The film chiefly deals with the nightmare of depression during pregnancy and the idea all women inherently look forward to being a mum, have a natural maternal instinct and that procreating is great and not a form of enslavement. Even the film’s nicer figures are portrayed as weak or super-annoying. “A kind soul is as rare as a unicorn,” Ruth (Lowe) says. That’s a very bleak worldview. In discussion with an overly cheerful nurse (Jo Hartley) trying to help Ruth see the bigger picture, she bluntly puts it: “Nature’s a bit of a cunt.” She also isn’t keen on the materialistic demands of today’s young. “Kids today are spoiled. It’s like ‘Mummy, I want a PlayStation. Mummy, I want you to kill that man.'”
Prevenge is of course funny – often very funny – but Lowe’s directorial skills equally stand out.
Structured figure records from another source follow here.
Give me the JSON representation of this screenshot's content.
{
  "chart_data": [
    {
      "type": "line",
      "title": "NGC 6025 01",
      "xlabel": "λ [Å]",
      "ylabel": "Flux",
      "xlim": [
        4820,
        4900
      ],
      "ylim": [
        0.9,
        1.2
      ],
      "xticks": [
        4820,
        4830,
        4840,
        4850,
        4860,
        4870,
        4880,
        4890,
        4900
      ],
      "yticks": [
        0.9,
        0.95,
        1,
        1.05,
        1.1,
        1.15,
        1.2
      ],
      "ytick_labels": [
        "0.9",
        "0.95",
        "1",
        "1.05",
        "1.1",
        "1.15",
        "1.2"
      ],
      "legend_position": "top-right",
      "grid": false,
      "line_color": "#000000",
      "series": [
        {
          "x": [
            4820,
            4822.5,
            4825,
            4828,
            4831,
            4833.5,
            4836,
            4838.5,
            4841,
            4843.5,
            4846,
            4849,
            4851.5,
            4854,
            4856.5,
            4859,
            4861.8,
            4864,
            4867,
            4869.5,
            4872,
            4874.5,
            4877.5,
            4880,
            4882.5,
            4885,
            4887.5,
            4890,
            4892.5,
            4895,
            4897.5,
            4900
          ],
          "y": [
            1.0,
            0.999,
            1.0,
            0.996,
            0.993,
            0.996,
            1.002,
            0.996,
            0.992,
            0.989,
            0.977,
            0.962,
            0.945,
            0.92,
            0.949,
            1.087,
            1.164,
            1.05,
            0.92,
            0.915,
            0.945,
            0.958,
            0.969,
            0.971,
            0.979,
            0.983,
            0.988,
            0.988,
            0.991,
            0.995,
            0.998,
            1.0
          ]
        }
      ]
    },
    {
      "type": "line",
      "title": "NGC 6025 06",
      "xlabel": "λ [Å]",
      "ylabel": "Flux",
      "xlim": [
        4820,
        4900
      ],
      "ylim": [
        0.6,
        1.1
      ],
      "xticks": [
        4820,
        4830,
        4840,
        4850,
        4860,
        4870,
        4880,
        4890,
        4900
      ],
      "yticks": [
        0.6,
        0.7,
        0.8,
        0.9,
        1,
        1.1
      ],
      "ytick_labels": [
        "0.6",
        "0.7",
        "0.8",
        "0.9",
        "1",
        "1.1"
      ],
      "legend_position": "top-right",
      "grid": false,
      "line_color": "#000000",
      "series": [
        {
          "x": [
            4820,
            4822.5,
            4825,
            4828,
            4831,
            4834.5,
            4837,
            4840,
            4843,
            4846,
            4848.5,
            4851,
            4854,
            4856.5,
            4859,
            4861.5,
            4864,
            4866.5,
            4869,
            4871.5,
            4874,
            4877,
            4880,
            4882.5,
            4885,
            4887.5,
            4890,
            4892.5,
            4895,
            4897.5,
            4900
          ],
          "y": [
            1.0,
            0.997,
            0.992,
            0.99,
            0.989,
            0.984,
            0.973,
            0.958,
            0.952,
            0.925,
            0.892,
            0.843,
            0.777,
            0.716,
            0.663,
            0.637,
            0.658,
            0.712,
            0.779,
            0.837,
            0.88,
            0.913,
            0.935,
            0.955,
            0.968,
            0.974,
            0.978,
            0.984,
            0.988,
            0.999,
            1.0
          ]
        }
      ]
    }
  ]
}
The visual imagination is strong. One image in particular, of a murder victim bleeding out on a frosted glass table, shot from a low angle looking up, her face crunched against the surface, blood smearing everywhere, is worthy of Dario Argento in his pomp. The film, too, uses lots of soft-focus blurring (both foreground and background) as well as close-ups of Ruth (her eyes sing of sorrow). The overall mood is an impressionistic nightmare. From this, the viewer must question how much is actually happening in the story and how much of it is gore-filled daydreams of a soon-to-be-mum struggling to let go of the past when the future is growing in her belly.
Neither is Lowe afraid of serving up blood and guts. Throats are slashed, bellies sliced open. Prevenge is very much a horror movie and not a flick utilising genre tropes for arthouse purposes. It might have premiered Venice, but it’ll be embraced by horror hounds and those who love their comedy to be on the dark side. Elsewhere, Lowe cleverly deploys elliptical editing, archive footage of banshee-like figures from 1934’s Crime Without Passion, dreamlike montage sequences and, most insidious of all, extreme close-ups of tarantulas.